In fact, Sanders’ mark can already be seen in the draft of the Democratic Party platform that was finalized this weekend. The platform includes Sanders’ call for a $15 an hour federal minimum wage indexed to inflation and a provision to reinstate the Glass-Steagall restrictions on banks’ activities and declare that “no bank can be too big to fail.”

The platform also includes strong planks on criminal justice reform and imposing a price on carbon. The Sanders team didn’t get everything they wanted. There’s no plank calling for banning fracking, though there’s language to regulate it. And a Sanders-backed plank opposing the Trans-Pacific Partnership trade deal was voted down. But still, it is by far the most progressive platform in the history of the Democratic Party.

“I think if you read the platform right now, you will understand that the political revolution is alive and kicking,” Sanders’ policy director Warren Gunnels told NBC News.

Sanders and Clinton agree on far more than they disagree. It’s time for Sanders — and his supporters — to acknowledge this and, hopefully, put their energy into turning out the vote this fall.

In Orlando, some Sanders supporters shouted down an amendment to the party platform that would have named Clinton as the nominee. Some still want Sanders to keep campaigning and to contest the convention, though the Sanders campaign itself had actually endorsed the amendment.

Coming at the end of a hard-fought primary campaign and a platform process that shows clear victories for Sanders and his supporters, the incident was a reminder of the bridges yet to be built — and the work still to be done by Bernie Sanders.

If Sanders endorses Clinton in New Hampshire, one might also expect that he will announce he is suspending his campaign — though I’m not going to make the prediction, given that Sanders basically lost the primary on June 7 and even said on June 24 that he would “in all likelihood” vote for Clinton in the general election, and yet Sanders didn’t officially end his campaign then. So there’s no guaranteeing he will now.

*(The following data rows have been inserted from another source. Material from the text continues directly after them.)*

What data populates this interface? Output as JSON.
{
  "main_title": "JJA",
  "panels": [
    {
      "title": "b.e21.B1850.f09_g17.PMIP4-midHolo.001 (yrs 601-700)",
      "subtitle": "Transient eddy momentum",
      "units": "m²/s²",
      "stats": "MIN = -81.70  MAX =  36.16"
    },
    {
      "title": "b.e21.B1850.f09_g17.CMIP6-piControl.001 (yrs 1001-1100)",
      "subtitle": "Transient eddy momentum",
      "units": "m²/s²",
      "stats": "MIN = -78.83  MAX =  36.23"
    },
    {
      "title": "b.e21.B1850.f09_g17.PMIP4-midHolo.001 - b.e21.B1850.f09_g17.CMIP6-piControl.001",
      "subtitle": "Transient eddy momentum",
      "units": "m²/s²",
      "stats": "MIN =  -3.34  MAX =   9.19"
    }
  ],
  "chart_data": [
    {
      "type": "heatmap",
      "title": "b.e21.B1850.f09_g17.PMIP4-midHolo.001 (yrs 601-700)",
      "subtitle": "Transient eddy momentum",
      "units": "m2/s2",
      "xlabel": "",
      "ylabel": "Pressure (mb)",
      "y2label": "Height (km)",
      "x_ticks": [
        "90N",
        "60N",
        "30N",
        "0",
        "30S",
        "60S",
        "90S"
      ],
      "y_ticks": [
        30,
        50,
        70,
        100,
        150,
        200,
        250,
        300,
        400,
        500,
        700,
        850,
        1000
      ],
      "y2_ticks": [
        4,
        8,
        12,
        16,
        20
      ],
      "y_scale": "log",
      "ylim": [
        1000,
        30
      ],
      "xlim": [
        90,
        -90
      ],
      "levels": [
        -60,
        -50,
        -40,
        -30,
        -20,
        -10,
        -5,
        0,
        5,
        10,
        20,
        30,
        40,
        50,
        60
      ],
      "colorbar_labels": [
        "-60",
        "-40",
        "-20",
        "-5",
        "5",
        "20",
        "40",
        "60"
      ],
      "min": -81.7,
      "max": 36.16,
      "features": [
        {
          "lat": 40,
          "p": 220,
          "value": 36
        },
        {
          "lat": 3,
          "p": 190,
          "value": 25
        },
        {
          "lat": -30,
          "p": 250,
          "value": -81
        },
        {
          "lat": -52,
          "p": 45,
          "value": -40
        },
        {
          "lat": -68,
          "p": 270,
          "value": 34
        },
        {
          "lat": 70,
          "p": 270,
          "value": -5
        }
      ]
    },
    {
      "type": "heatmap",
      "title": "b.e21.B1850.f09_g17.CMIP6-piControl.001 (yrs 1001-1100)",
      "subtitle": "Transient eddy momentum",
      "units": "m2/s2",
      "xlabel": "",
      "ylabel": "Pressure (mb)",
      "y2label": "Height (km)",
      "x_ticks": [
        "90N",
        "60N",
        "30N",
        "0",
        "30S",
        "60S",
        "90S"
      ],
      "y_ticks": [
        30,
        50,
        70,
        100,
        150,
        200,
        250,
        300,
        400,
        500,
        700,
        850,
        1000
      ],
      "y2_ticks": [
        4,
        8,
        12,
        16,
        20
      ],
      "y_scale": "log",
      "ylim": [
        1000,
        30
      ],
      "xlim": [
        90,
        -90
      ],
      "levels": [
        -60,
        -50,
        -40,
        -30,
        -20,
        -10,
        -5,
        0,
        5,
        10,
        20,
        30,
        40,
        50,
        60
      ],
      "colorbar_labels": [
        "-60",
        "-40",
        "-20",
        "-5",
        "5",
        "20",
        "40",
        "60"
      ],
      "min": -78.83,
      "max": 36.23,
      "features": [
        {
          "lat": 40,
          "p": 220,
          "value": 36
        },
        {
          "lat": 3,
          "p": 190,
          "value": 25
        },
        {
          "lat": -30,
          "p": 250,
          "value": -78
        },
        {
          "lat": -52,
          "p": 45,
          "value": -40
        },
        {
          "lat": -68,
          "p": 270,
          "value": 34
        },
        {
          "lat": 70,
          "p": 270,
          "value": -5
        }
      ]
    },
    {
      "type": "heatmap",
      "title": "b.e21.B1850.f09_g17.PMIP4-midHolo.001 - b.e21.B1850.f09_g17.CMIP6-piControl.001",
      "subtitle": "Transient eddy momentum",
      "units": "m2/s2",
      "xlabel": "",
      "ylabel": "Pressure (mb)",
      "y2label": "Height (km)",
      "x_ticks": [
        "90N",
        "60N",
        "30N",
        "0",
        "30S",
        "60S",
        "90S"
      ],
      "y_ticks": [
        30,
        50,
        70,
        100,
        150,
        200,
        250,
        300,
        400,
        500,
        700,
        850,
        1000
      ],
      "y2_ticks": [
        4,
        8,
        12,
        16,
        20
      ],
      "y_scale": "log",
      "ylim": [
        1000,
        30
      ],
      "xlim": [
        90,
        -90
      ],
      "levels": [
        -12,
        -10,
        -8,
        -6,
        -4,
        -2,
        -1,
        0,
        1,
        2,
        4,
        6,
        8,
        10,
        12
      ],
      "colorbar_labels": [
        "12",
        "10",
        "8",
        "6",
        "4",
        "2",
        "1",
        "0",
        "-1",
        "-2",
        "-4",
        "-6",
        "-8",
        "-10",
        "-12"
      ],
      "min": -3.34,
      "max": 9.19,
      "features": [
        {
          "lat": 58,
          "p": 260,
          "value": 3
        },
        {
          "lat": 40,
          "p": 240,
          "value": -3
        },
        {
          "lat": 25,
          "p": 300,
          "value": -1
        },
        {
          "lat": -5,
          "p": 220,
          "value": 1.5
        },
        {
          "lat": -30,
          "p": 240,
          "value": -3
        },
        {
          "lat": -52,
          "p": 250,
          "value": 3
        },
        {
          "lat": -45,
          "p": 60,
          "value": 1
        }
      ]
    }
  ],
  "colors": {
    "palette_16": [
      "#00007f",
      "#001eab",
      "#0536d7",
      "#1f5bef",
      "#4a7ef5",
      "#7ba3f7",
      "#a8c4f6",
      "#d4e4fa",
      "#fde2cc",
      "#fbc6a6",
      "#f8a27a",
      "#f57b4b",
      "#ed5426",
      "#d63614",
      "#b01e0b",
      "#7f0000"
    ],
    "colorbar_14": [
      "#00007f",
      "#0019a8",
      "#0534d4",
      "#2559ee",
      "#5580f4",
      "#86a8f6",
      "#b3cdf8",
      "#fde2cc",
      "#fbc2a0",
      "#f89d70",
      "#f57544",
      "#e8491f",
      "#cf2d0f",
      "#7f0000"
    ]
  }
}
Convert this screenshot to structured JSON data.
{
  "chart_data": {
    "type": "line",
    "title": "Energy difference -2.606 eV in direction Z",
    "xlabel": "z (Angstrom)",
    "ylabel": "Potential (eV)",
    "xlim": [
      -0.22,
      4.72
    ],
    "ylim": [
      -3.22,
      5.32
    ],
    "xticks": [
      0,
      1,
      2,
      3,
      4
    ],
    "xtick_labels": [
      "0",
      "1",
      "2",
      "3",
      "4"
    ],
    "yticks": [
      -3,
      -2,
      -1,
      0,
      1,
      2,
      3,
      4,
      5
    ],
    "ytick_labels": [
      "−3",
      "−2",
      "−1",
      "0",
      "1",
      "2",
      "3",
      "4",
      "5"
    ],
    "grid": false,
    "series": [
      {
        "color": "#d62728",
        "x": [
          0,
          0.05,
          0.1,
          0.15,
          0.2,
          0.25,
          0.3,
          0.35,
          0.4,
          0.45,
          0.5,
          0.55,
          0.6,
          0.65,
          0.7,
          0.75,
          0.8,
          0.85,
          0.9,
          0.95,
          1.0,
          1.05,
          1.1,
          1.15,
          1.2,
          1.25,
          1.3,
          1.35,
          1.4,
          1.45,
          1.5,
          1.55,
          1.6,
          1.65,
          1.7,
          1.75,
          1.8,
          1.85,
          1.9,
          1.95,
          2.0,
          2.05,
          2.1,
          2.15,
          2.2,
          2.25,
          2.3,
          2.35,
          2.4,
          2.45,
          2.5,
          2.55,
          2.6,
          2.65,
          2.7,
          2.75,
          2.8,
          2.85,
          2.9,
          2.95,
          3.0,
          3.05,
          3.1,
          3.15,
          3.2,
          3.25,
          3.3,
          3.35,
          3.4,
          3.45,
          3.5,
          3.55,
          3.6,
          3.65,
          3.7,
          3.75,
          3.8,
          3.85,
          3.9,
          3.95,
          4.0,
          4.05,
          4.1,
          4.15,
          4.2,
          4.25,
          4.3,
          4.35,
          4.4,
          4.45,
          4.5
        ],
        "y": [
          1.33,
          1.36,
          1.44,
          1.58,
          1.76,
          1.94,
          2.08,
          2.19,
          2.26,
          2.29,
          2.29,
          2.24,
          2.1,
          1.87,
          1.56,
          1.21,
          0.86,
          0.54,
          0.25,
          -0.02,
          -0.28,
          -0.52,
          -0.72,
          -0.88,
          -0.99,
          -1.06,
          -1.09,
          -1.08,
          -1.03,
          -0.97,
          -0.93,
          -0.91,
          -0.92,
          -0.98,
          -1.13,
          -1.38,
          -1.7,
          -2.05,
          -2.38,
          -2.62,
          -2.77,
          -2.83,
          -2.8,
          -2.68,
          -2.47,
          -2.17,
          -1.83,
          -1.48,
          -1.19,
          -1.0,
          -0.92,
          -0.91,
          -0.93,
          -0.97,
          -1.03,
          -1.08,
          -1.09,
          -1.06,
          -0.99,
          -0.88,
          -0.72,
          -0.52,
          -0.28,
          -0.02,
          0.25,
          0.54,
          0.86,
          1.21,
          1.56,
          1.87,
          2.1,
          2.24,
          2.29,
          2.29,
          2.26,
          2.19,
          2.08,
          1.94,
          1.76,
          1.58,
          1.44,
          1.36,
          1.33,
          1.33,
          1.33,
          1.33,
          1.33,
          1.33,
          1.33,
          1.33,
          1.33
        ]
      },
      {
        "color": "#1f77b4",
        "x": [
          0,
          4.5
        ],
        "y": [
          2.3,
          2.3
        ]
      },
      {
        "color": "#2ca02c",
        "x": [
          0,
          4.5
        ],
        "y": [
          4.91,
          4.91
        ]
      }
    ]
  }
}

Bernie Sanders has pushed Hillary Clinton and the Democratic Party solidly (and, in my mind, thankfully) to the left while engaging millions of young voters in the primary process. Now, having won more than frankly anyone ever imagined possible, will Sanders finally not only endorse Clinton but do so emphatically and enthusiastically while formally bowing out of the race? Let’s hope so.

Donald Trump poses a serious and growing threat not only to Democratic prospects but the very principles and existence of our democracy. Hillary Clinton needs Bernie Sanders and every one of us to defeat Trump and build an America that upholds our shared values. It’s time to move forward together.